Magnetposition

Until now, the system has been used in energy research in the studes of fluidized beds, but there are additional uses in, for example, the pharmaceutical industry. Even flows in industrial processes in general can be relevant to evaluate with this technology. Partner of RISE during the development of this system has been Chalmers University of Technology (Department of Energy Technology), studying optimization of combustion processes of biofuels, and more. The technology is ripe to move on to research environments on a larger scale.

Brief description of the technique

The magnetic field from a permanent magnet can be described mathematically. By measuring this field with at least two different fixed sensor modules, the position and orientation of the magnetic cursor in comparison to the sensor modules can be calculated.

The technology is suitable for applications where the cursor can be up to 1 meter from the nearest sensor module, and where surrounding metallic objects are nonmagnetic (aluminum, stainless steel, brass, etc.).

Advantages of the system are that the cursor is passive and robust (no battery or electronics), and that it is insensitive to electrically conductive material between magnet and sensor (water, metal, etc.) - unlike systems that rely on radio transmission.

Application example:

Analysis of fluidized bed

RISE has together with Chalmers Energy Technology, developed technology for high-resolution 3D tracking of a particle in fluidized beds, Magnetic Particle Tracking (MPT).

Fluidized beds are used in combustion and gasification at, for example, heating plants and biogas plants, but also for synthesis of organic compounds, polymerization, pyrolysis och drying.

A fluidized bed consists of a vast amount of particles, often sand or similar. Air currents from below set the particles in motion and give liquid properties to the mass, enabling motion in the vertical direction.

The ability of fluidized test beds to efficiently convert renewable fuels such as biomass makes it an important factor in the future energy system. This ingenious method of mixing large quantities of heavy material paves the way for large-scale production of renewable heat and power, as well as CO₂-neutral biofuels for the transport sector. The technology also prevents energy losses by evenly distributing the particles.
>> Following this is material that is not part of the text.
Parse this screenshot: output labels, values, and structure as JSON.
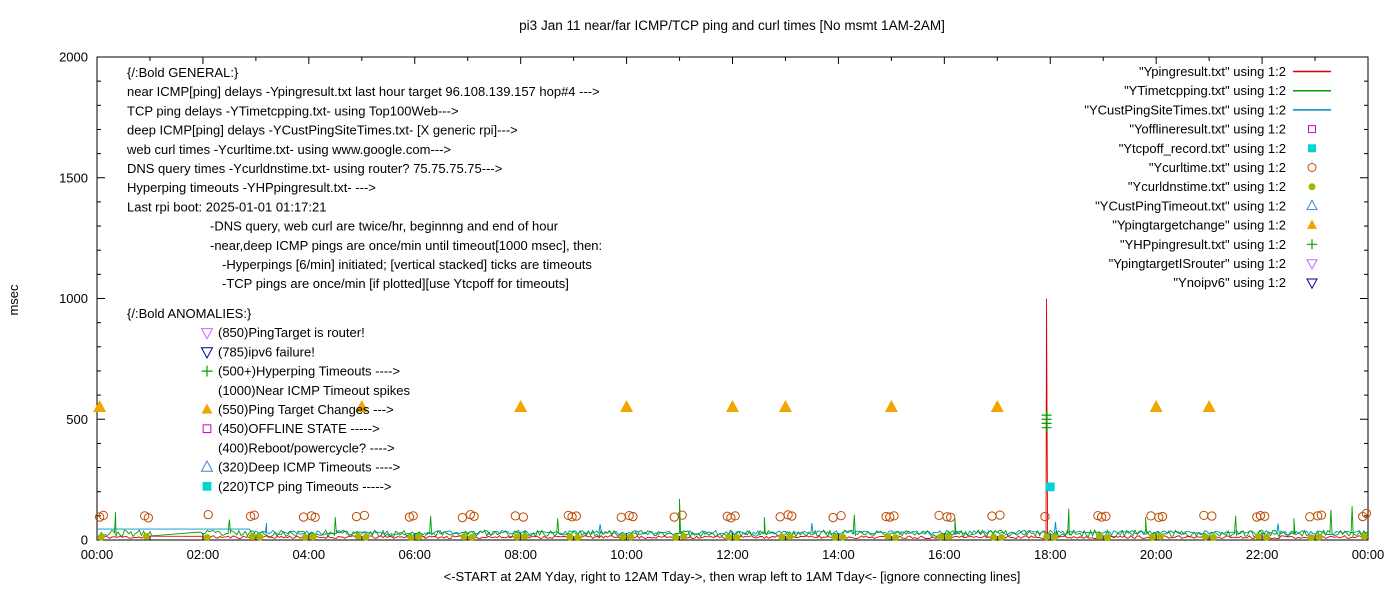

To verify theoretical models, miniaturized fluidized beds with bronze powder are used that are fluidized at room temperature by compressed air from below. These test beds are very effective tools for studying fuel mixing, by using highly accurate diagnostic methods.

By monitoring the movement of the cursor in the fluidized bed for a long time, statistics can be obtained on its movement patterns. Resolution became approx. +/- 3 mm in this project.

Publications with RISE MPT technology

• Magnetic tracer-particle tracking in a fluid dynamically down-scaled bubbling fluidized bed; Erik Sette, David Pallarès, Filip Johnsson, Fredrik Ahrentorp, Anders Ericsson, Christer Johansson; Fuel Processing Technology, 2015 138, 368-377, doi.org/10.1016/j.fuproc.2015.06.016
• Magnetic tracking of a fuel particle in a fluid-dynamically down-scaled fluidized bed; Anna Köhler, David Pallarès, and Filip Johnsson; Fuel Processing Technology, 2017, 162 (147-156), doi.org/10.1016/j.fuproc.2017.03.018
• Experimental characterization of axial fuel mixing in fluidized beds by magnetic particle tracking; Anna Köhler, Alexander Rasch, David Pallarès, and Filip Johnsson; Powder Technology, 2017, 316 (492-499), doi.org/10.1016/j.powtec.2016.12.093.
• Modeling Axial Mixing of Fuel Particles in the Dense Region of a Fluidized Bed; Anna Köhler, David Pallarès, and Filip Johnsson; Energy & Fuels 2020 34 (3), 3294-3304, DOI: 10.1021/acs.energyfuels.9b04194
• Determination of the Apparent Viscosity of Dense Gas-Solids Emulsion by Magnetic Particle Tracking; Anna Köhler, David Pallarès and Filip Johnsson; 23rd International Conference on Fluidized Bed Conversion, Seoul, Korea, 2018
• Rheological effects of the gas-fluidized bed emulsion on falling and rising spheres; Anna Köhler, Diana Carolina Guío-Pérez, Anna Prati, Michele Larcher, David Pallarès; Submitted to Powder Technology.